Why it matters: Researchers and policymakers have been scrambling to pinpoint why exactly birth rates are falling in the U.S. and around the world.
- Smartphones and the rise of social media are hardly the sole factor — birth control access and economic concerns like child care and housing costs are also debated — but the paper offers some intriguing evidence that helps explain the overall trend.
The big picture: The fertility rate started falling in 2007, and initially economists believed this was due to the financial crisis, as people tend to have fewer babies in bad economic times.
The intrigue: But the economy rebounded after the 2008 recession — the birth rate did not.
Zoom in: The decline in births has been particularly steep for teenagers and young adults.
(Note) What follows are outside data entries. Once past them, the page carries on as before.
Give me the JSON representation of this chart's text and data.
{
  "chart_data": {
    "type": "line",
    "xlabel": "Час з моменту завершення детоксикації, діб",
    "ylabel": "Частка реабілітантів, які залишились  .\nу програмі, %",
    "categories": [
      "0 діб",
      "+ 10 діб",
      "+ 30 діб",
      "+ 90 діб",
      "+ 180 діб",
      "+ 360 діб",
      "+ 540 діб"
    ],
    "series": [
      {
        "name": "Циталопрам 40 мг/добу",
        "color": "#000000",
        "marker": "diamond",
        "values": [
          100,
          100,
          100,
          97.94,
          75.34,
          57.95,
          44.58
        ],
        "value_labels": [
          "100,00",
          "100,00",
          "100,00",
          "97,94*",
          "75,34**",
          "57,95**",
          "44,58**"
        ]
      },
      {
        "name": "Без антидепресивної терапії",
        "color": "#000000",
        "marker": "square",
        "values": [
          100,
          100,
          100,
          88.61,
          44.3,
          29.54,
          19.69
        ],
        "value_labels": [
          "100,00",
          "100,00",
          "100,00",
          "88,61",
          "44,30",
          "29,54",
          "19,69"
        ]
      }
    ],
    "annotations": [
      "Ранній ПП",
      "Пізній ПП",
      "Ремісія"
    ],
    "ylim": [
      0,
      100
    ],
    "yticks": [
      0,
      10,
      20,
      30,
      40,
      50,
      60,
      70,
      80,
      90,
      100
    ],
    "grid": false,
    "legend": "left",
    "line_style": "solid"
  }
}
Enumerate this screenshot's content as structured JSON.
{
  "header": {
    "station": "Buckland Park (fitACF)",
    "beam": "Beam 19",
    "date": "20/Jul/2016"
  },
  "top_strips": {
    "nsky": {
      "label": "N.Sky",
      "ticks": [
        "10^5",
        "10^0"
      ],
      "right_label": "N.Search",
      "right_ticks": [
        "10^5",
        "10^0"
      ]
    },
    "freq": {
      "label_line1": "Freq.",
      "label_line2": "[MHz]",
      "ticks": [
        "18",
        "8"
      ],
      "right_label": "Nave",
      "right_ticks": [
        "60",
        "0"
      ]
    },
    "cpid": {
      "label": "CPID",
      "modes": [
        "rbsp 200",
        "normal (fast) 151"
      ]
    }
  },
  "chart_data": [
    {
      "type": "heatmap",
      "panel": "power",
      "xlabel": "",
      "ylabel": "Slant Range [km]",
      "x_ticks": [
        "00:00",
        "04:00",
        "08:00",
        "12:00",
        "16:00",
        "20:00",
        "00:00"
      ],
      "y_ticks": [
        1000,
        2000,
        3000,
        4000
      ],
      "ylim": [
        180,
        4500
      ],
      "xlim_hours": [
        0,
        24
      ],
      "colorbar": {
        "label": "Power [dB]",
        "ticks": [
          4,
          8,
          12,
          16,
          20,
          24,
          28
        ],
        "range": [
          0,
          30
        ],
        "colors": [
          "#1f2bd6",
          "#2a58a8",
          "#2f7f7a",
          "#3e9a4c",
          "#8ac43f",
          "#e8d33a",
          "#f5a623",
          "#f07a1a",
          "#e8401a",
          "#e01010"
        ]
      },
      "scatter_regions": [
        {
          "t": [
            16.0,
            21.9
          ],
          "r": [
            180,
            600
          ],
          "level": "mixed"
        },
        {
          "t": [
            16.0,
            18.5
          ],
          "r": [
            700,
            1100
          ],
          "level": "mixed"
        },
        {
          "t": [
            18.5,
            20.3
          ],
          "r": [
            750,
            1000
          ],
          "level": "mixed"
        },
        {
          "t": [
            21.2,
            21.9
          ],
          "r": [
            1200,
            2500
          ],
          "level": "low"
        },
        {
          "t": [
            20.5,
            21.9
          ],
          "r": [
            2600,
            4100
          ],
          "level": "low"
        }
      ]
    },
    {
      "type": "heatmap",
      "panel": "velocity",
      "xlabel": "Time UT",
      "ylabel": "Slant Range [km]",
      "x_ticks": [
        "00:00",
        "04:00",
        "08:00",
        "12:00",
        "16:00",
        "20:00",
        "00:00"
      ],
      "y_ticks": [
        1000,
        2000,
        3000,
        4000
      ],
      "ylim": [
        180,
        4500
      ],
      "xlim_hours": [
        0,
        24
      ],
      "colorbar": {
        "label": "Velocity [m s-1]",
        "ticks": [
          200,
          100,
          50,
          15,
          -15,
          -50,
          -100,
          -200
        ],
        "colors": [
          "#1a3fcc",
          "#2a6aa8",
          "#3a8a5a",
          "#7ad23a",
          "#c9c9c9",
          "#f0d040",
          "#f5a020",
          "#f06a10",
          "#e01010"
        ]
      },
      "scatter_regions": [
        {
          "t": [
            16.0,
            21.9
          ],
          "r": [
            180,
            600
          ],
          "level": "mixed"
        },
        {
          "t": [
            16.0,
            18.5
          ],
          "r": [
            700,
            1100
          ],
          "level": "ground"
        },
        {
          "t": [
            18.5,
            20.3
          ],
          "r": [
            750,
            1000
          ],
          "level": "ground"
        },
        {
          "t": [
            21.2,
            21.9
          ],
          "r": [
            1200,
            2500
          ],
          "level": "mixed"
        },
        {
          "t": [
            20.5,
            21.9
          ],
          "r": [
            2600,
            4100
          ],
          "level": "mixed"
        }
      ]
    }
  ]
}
- Some researchers have hypothesized there's a correlation with the rise of social media and smartphones — after all, there's also been a documented decline in sex among teens, as well as an increase in anxiety and in social isolation.
How it works: Middlebury College economist Caitlin Myers went beyond those efforts by going back to 2007, when the iPhone launched, and finding some compelling data.
- Back then, Apple's new device was available only for phones on the AT&T network. The carrier held the exclusive rights until 2011.
- That offered an opportunity to compare areas of the country that had AT&T access with those without.
What they found: The birth rate started to plummet faster in counties with high levels of AT&T mobile broadband coverage.
- "For every age group, we see evidence that the iPhone depresses fertility," says Myers, who did the research with Ezekiel Hooper, who was an undergraduate at Middlebury when they began the work and is Myers' stepson.
- They had been talking for years around the dinner table about his generation's issues with loneliness, anxiety and depression, she says, and wanted an experiment to examine the issue.
Yes, but: They can't completely rule out the possibility that areas with AT&T differed in other ways that would make birth rates fall faster.
Zoom out: Smartphones changed the way people — especially young adults — spend their time. They're increasingly likely to be alone — or have interactions with friends happen online rather than in-person. You don't need a PhD to understand that would make it harder to get pregnant.
- "People just aren't forming the relationships that result in children," Myers says.
Reality check: The iPhone is not literally a birth control device, of course. "It's an example of the kinds of social influences that have led to the decline in birth rate," Phillip B. Levine, an economist at Wellesley College who studies fertility, told the New York Times.
- A separate recent research paper also finds a connection between the introduction of the smartphone and declining fertility worldwide.
Between the lines: The declining fertility rate is an economic concern: Fewer young people means fewer workers to support our rapidly growing population of seniors.
- And it's become a politically charged issue. Republicans especially have made it a focus.
- Policy solutions have included baby bonuses, tax credits or better child care and parental leave policies.
The bottom line: But this research suggests there's no easy fix here.
- Perhaps the solution is that everyone toss their phones into the sea? "I don't really see that happening," Myers says. "Regardless of what one economist in Vermont thinks about it."